“We’re getting up,” forward Lauren Cox said, “and we’re not letting people get back in the game.”
Cox had 22 points and 11 rebounds, Didi Richards added 16 points and 10 rebounds, and Chloe Jackson had 14 points.
The Bears (35-1), the No. 1 overall seed, won their 27th straight game by shooting 53 percent, clamping down on the all-American Megan Gustafson and her supporting cast, and holding the nation’s best shooting team to a season-worst 32 percent.
“We don’t know that we’re going to score this many points every night,” Baylor Coach Kim Mulkey said. “What we do know is, we’re going to defend you.” She added, “Nobody likes to be guarded for 40 minutes. It’s work. It’s hard.”
Their four tournament victories have come by an average of more than 38 points with none closer than 25. Now, it’s on to Tampa for the school’s fourth Final Four and its first since 2012, when the Bears won their second national championship. They will face Oregon on Friday in the national semifinals.

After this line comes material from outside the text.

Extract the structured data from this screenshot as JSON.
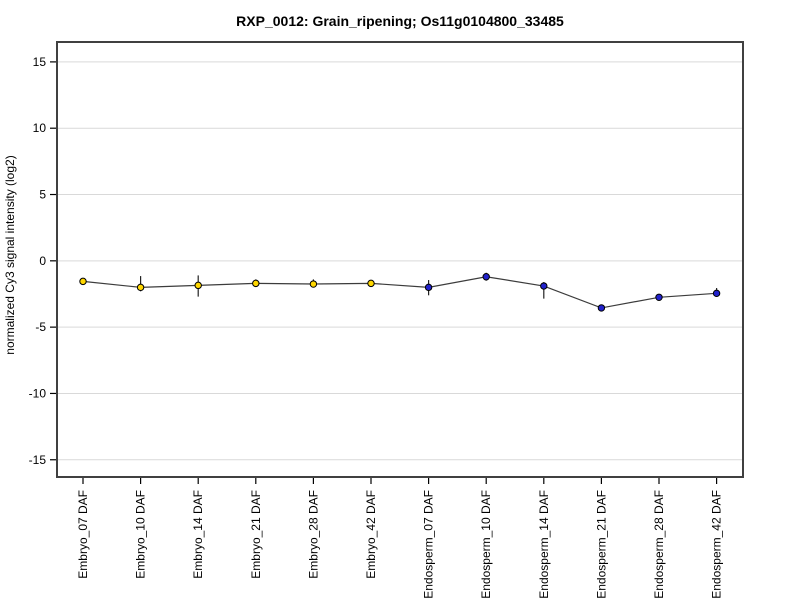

The 6-foot-4 Cox and her fellow twin tower, the 6-7 Kalani Brown, teamed up to dominate both the glass and the heavily hyped matchup with Gustafson, the nation’s leading scorer at 27.9 points per game.
Brown finished with 14 points, and Baylor held a 47-26 rebounding advantage with 20 second-chance points to 6 for Iowa. The Bears also outscored the Hawkeyes by 52-24 in the paint.
“Baylor was obviously too much for us today,” Coach Lisa Bluder said.
Gustafson finished with 23 points on 9-of-17 shooting but was held without a rebound in the second half for second-seeded Iowa (29-7). Kathleen Doyle and Tania Davis each had 10 points.